Dalam Islam, SDA adalah harta terbesar bagi negara. Karena akan memberi kemaslahatan yang luar biasa kepada rakyat dan negara. Hal itu karena dalam sistem pemerintahan Islam, SDA adalah harta milik rakyat secara umum. Sehingga, haram hukumnya diprivatisasi baik oleh individu, swasta, apalagi oleh asing. Hal ini mengacu pada sabda Rasulullah saw. yang artinya :
“Tiga hal yang tidak boleh dimonopoli yakni air, rumput, dan api.” (HR. Ibnu Majah)
Dalam riwayat lain juga disebutkan bahwa ketika Abyard bin Hammal meminta kepada Rasulullah saw. untuk dapat mengelola tambang garam, beliau meluluskan.
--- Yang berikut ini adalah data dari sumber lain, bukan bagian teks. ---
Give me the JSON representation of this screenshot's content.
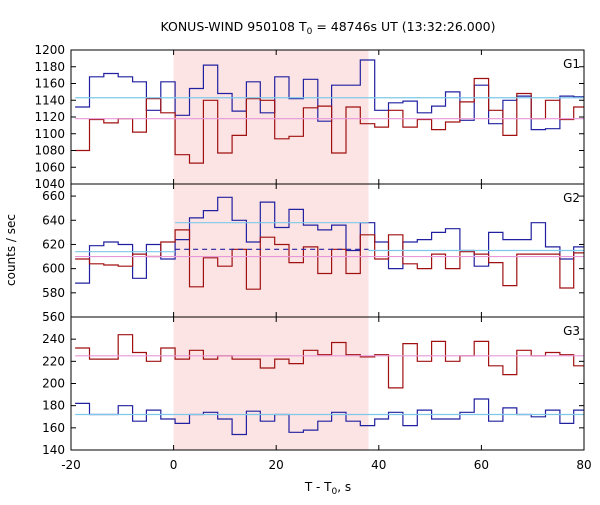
{
  "chart_data": {
    "type": "line",
    "title": {
      "prefix": "KONUS-WIND 950108 T",
      "sub": "0",
      "suffix": " = 48746s UT (13:32:26.000)"
    },
    "xlabel": {
      "prefix": "T - T",
      "sub": "0",
      "suffix": ", s"
    },
    "ylabel": "counts / sec",
    "xlim": [
      -20,
      80
    ],
    "x_ticks": [
      -20,
      0,
      20,
      40,
      60,
      80
    ],
    "shaded_interval": {
      "x": [
        0,
        38
      ],
      "color": "#fde4e4"
    },
    "bin_edges": [
      -19.2,
      -16.4,
      -13.6,
      -10.8,
      -8.0,
      -5.3,
      -2.5,
      0.3,
      3.1,
      5.8,
      8.6,
      11.4,
      14.2,
      16.9,
      19.7,
      22.5,
      25.3,
      28.1,
      30.8,
      33.6,
      36.4,
      39.2,
      41.9,
      44.7,
      47.5,
      50.3,
      53.0,
      55.8,
      58.6,
      61.4,
      64.2,
      66.9,
      69.7,
      72.5,
      75.3,
      78.0,
      80.8
    ],
    "panels": [
      {
        "label": "G1",
        "ylim": [
          1040,
          1200
        ],
        "y_ticks": [
          1040,
          1060,
          1080,
          1100,
          1120,
          1140,
          1160,
          1180,
          1200
        ],
        "series": [
          {
            "color": "#2020a0",
            "type": "step",
            "values": [
              1132,
              1168,
              1172,
              1168,
              1162,
              1128,
              1162,
              1122,
              1154,
              1182,
              1148,
              1127,
              1162,
              1125,
              1168,
              1142,
              1165,
              1115,
              1158,
              1158,
              1188,
              1128,
              1137,
              1139,
              1125,
              1133,
              1150,
              1116,
              1158,
              1112,
              1140,
              1145,
              1105,
              1106,
              1145,
              1144
            ]
          },
          {
            "color": "#a01010",
            "type": "step",
            "values": [
              1080,
              1117,
              1113,
              1118,
              1102,
              1142,
              1125,
              1075,
              1065,
              1140,
              1077,
              1098,
              1142,
              1140,
              1094,
              1097,
              1131,
              1133,
              1077,
              1132,
              1112,
              1108,
              1128,
              1108,
              1117,
              1105,
              1114,
              1138,
              1166,
              1128,
              1098,
              1148,
              1118,
              1140,
              1117,
              1132
            ]
          },
          {
            "color": "#7ec8ea",
            "type": "flat",
            "x": [
              -19.2,
              80.8
            ],
            "value": 1143
          },
          {
            "color": "#e898d8",
            "type": "flat",
            "x": [
              -19.2,
              80.8
            ],
            "value": 1118
          }
        ]
      },
      {
        "label": "G2",
        "ylim": [
          560,
          670
        ],
        "y_ticks": [
          560,
          580,
          600,
          620,
          640,
          660
        ],
        "series": [
          {
            "color": "#2020a0",
            "type": "step",
            "values": [
              588,
              619,
              622,
              620,
              592,
              620,
              608,
              624,
              642,
              648,
              659,
              640,
              622,
              655,
              634,
              649,
              636,
              632,
              636,
              615,
              638,
              622,
              600,
              622,
              624,
              630,
              633,
              615,
              602,
              630,
              624,
              624,
              638,
              618,
              608,
              618
            ]
          },
          {
            "color": "#a01010",
            "type": "step",
            "values": [
              608,
              604,
              603,
              602,
              612,
              610,
              622,
              632,
              585,
              609,
              602,
              616,
              583,
              626,
              620,
              605,
              618,
              596,
              616,
              596,
              628,
              608,
              628,
              604,
              600,
              612,
              600,
              614,
              612,
              605,
              586,
              612,
              612,
              612,
              584,
              613
            ]
          },
          {
            "color": "#7ec8ea",
            "type": "flat",
            "x": [
              0.3,
              38.0
            ],
            "value": 638
          },
          {
            "color": "#7ec8ea",
            "type": "flat",
            "x": [
              -19.2,
              0.3
            ],
            "value": 614
          },
          {
            "color": "#7ec8ea",
            "type": "flat",
            "x": [
              38.0,
              80.8
            ],
            "value": 615
          },
          {
            "color": "#2020a0",
            "type": "dashed",
            "x": [
              0.3,
              38.0
            ],
            "value": 616
          },
          {
            "color": "#e898d8",
            "type": "flat",
            "x": [
              -19.2,
              80.8
            ],
            "value": 610
          }
        ]
      },
      {
        "label": "G3",
        "ylim": [
          140,
          260
        ],
        "y_ticks": [
          140,
          160,
          180,
          200,
          220,
          240
        ],
        "series": [
          {
            "color": "#a01010",
            "type": "step",
            "values": [
              232,
              222,
              222,
              244,
              228,
              220,
              232,
              222,
              230,
              222,
              225,
              222,
              222,
              214,
              222,
              218,
              230,
              226,
              237,
              226,
              224,
              226,
              196,
              236,
              220,
              238,
              220,
              225,
              238,
              216,
              208,
              230,
              225,
              228,
              226,
              216
            ]
          },
          {
            "color": "#2020a0",
            "type": "step",
            "values": [
              182,
              172,
              172,
              180,
              166,
              176,
              168,
              164,
              172,
              174,
              168,
              154,
              175,
              166,
              172,
              156,
              158,
              166,
              174,
              166,
              162,
              168,
              174,
              162,
              176,
              168,
              168,
              174,
              186,
              166,
              178,
              172,
              170,
              176,
              164,
              176
            ]
          },
          {
            "color": "#7ec8ea",
            "type": "flat",
            "x": [
              -19.2,
              80.8
            ],
            "value": 172
          },
          {
            "color": "#e898d8",
            "type": "flat",
            "x": [
              -19.2,
              80.8
            ],
            "value": 225
          }
        ]
      }
    ]
  }
}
Namun, seorang sahabat mengingatkan, “Wahai Rasulullah, tahukah Anda apa yang telah Anda berikan kepada dia? Sungguh, Anda telah memberikan sesuatu yang bagaikan air mengalir.”
Kemudian Rasul saw. bersabda, “Ambil kembali tambang tersebut dari dia.” (HR. At-Tirmidzi)
Dari hadis ini menjelaskan bahwa ketika Nabi teringat akan sunah Rasulullah saw. tentang padang, api, dan air, sedangkan semua manusia bersekutu dalam masalah tersebut, maka Nabi mencabut pemberian beliau. Karenanya, beliau melarang siapa pun untuk memilikinya, sedangkan yang lain terhalang.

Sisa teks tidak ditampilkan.